Las quimeras de la 4T
El presidente ha insistido una y otra vez, que, al finalizar su mandato, dejará en México un sistema de salud mejor que el que existe en Dinamarca. Falso.
La puntada ha sido suficiente para mantener su discurso de promesas vivo durante estos casi seis años de gobierno.
Lo cambió por el INSABI, de efímera e infortunada existencia y acabó adosado al IMSS “bienestar” y el resultado ha sido desastroso; cada vez más y más mexicanos no tenemos acceso al sistema de salud ni público ni privado.
Duele reconocerlo, pero es la verdad. A lo largo de estos seis años de gobierno, se estuvieron manipulando voluntades -incluso ahora- con la engañifa de que tendríamos acceso a un sistema sanitario eficiente y todo ha resultado una quimera, una falsa ilusión, un engaño.

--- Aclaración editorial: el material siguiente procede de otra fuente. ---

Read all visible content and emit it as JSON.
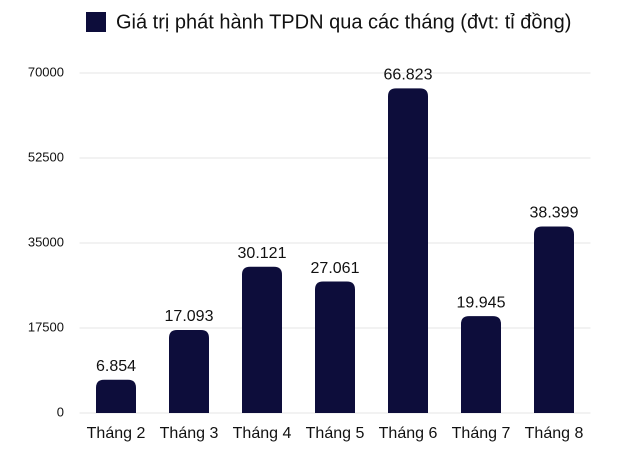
{
  "chart_data": {
    "type": "bar",
    "categories": [
      "Tháng 2",
      "Tháng 3",
      "Tháng 4",
      "Tháng 5",
      "Tháng 6",
      "Tháng 7",
      "Tháng 8"
    ],
    "series": [
      {
        "name": "Giá trị phát hành TPDN qua các tháng (đvt: tỉ đồng)",
        "color": "#0d0d3b",
        "values": [
          6854,
          17093,
          30121,
          27061,
          66823,
          19945,
          38399
        ],
        "value_labels": [
          "6.854",
          "17.093",
          "30.121",
          "27.061",
          "66.823",
          "19.945",
          "38.399"
        ]
      }
    ],
    "ylim": [
      0,
      70000
    ],
    "yticks": [
      0,
      17500,
      35000,
      52500,
      70000
    ],
    "grid": true,
    "legend": "top"
  }
}
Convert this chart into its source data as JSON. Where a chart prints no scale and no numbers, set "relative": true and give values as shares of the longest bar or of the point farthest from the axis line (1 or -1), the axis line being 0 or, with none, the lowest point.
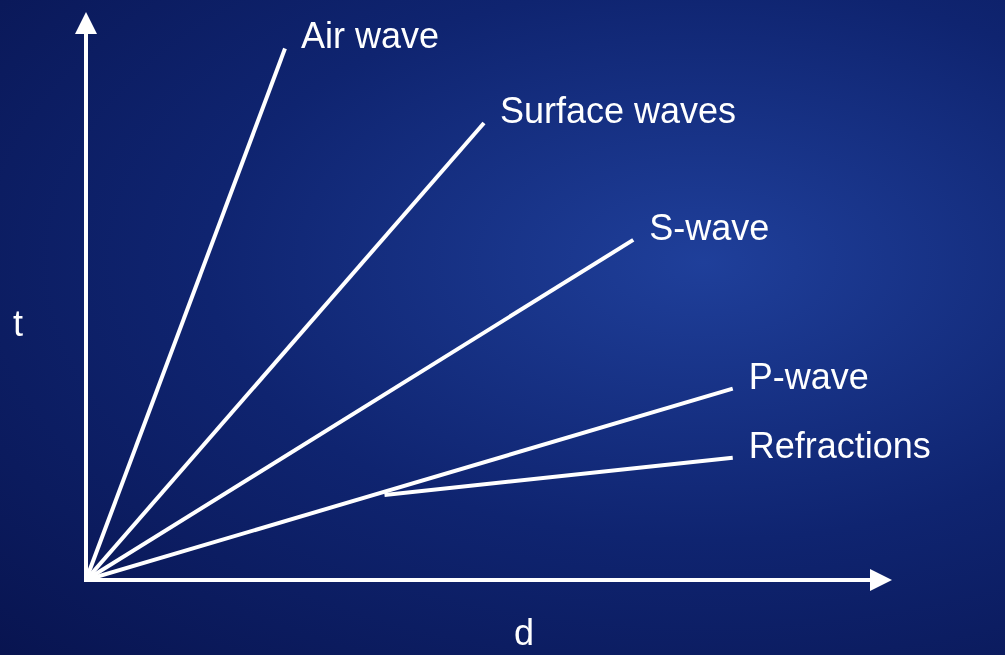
{
  "chart_data": {
    "type": "line",
    "xlabel": "d",
    "ylabel": "t",
    "relative": true,
    "legend": false,
    "grid": false,
    "marker": "none",
    "line_style": "solid",
    "categories": [
      null,
      null,
      null,
      null,
      null,
      null,
      null,
      null,
      null,
      null,
      null,
      null,
      null,
      null,
      null,
      null,
      null
    ],
    "series": [
      {
        "name": "Air wave",
        "color": "#ffffff",
        "values": [
          0,
          null,
          null,
          null,
          1,
          null,
          null,
          null,
          null,
          null,
          null,
          null,
          null,
          null,
          null,
          null,
          null
        ]
      },
      {
        "name": "Surface waves",
        "color": "#ffffff",
        "values": [
          0,
          null,
          null,
          null,
          null,
          null,
          null,
          null,
          0.86,
          null,
          null,
          null,
          null,
          null,
          null,
          null,
          null
        ]
      },
      {
        "name": "S-wave",
        "color": "#ffffff",
        "values": [
          0,
          null,
          null,
          null,
          null,
          null,
          null,
          null,
          null,
          null,
          null,
          0.64,
          null,
          null,
          null,
          null,
          null
        ]
      },
      {
        "name": "P-wave",
        "color": "#ffffff",
        "values": [
          0,
          null,
          null,
          null,
          null,
          null,
          null,
          null,
          null,
          null,
          null,
          null,
          null,
          0.36,
          null,
          null,
          null
        ]
      },
      {
        "name": "Refractions",
        "color": "#ffffff",
        "values": [
          null,
          null,
          null,
          null,
          null,
          null,
          0.16,
          null,
          null,
          null,
          null,
          null,
          null,
          0.23,
          null,
          null,
          null
        ]
      }
    ]
  }
}
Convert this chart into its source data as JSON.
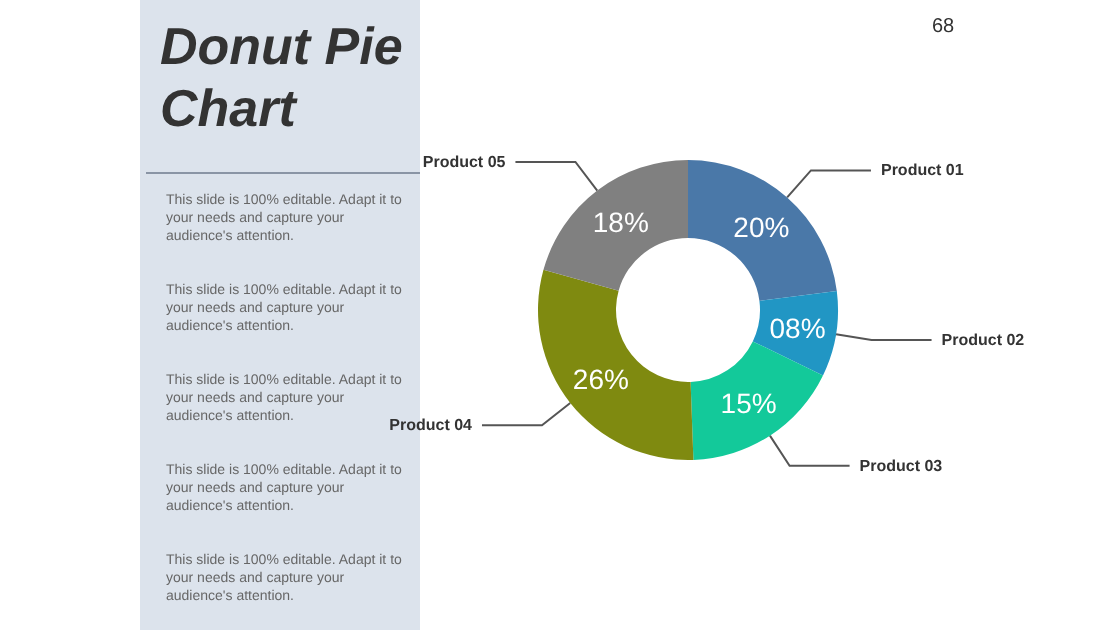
{
  "chart_data": {
    "type": "donut",
    "title": "Donut Pie Chart",
    "categories": [
      "Product 01",
      "Product 02",
      "Product 03",
      "Product 04",
      "Product 05"
    ],
    "values": [
      20,
      8,
      15,
      26,
      18
    ],
    "value_labels": [
      "20%",
      "08%",
      "15%",
      "26%",
      "18%"
    ],
    "colors": [
      "#4a78a8",
      "#2196c4",
      "#13c99a",
      "#7f8a10",
      "#808080"
    ],
    "legend": false,
    "annotations": [
      "68",
      "This slide is 100% editable. Adapt it to your needs and capture your audience's attention.",
      "This slide is 100% editable. Adapt it to your needs and capture your audience's attention.",
      "This slide is 100% editable. Adapt it to your needs and capture your audience's attention.",
      "This slide is 100% editable. Adapt it to your needs and capture your audience's attention.",
      "This slide is 100% editable. Adapt it to your needs and capture your audience's attention."
    ]
  }
}
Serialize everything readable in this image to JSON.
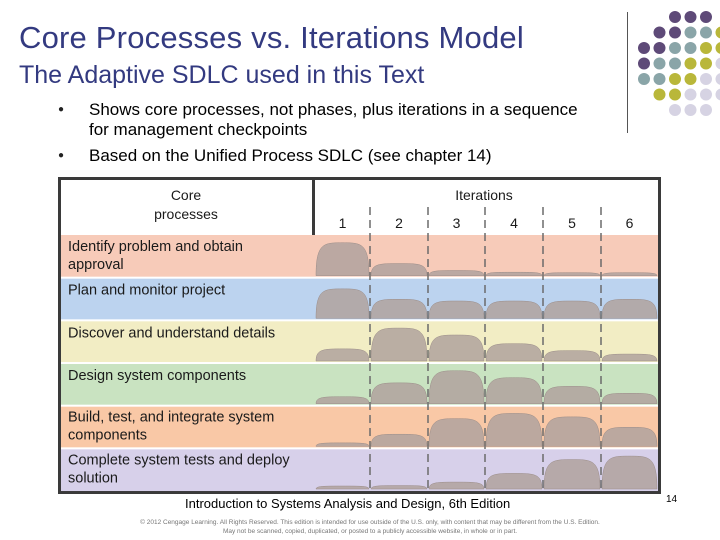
{
  "slide": {
    "title": "Core Processes vs. Iterations Model",
    "subtitle": "The Adaptive SDLC used in this Text",
    "bullets": [
      "Shows core processes, not phases, plus iterations in a sequence for management checkpoints",
      "Based on the Unified Process SDLC (see chapter 14)"
    ],
    "footer": "Introduction to Systems Analysis and Design, 6th Edition",
    "page_number": "14",
    "copyright_line1": "© 2012 Cengage Learning. All Rights Reserved. This edition is intended for use outside of the U.S. only, with content that may be different from the U.S. Edition.",
    "copyright_line2": "May not be scanned, copied, duplicated, or posted to a publicly accessible website, in whole or in part."
  },
  "colors": {
    "title": "#333a80",
    "dot_purple": "#5e4a78",
    "dot_teal": "#8aa5a8",
    "dot_olive": "#b9b73a",
    "dot_lavender": "#d6d3e3"
  },
  "diagram": {
    "header_left_line1": "Core",
    "header_left_line2": "processes",
    "header_right": "Iterations",
    "iterations": [
      "1",
      "2",
      "3",
      "4",
      "5",
      "6"
    ],
    "processes": [
      {
        "line1": "Identify problem and obtain",
        "line2": "approval",
        "color": "#f7cbb9",
        "effort": [
          0.95,
          0.35,
          0.15,
          0.1,
          0.08,
          0.05
        ]
      },
      {
        "line1": "Plan and monitor project",
        "line2": "",
        "color": "#bcd3ef",
        "effort": [
          0.85,
          0.55,
          0.5,
          0.5,
          0.5,
          0.55
        ]
      },
      {
        "line1": "Discover and understand details",
        "line2": "",
        "color": "#f2edc4",
        "effort": [
          0.35,
          0.95,
          0.75,
          0.5,
          0.3,
          0.2
        ]
      },
      {
        "line1": "Design system components",
        "line2": "",
        "color": "#c9e3c1",
        "effort": [
          0.2,
          0.6,
          0.95,
          0.75,
          0.5,
          0.3
        ]
      },
      {
        "line1": "Build, test, and integrate system",
        "line2": "components",
        "color": "#f9c8a6",
        "effort": [
          0.1,
          0.35,
          0.8,
          0.95,
          0.85,
          0.55
        ]
      },
      {
        "line1": "Complete system tests and deploy",
        "line2": "solution",
        "color": "#d7d0ea",
        "effort": [
          0.05,
          0.1,
          0.2,
          0.45,
          0.85,
          0.95
        ]
      }
    ]
  }
}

El IMSS y el ISSSTE, son dos organismos deficitarios y general una carga económica proporcionalmente muy elevada para los contribuyentes, además son notoriamente insuficientes para atender las necesidades de la atención médico-hospitalaria de los derechohabientes.
La ocurrencia de la Mega Farmacia del Pueblo, de la cual el presidente se enorgullece, ha sido otro fenomenal engaño.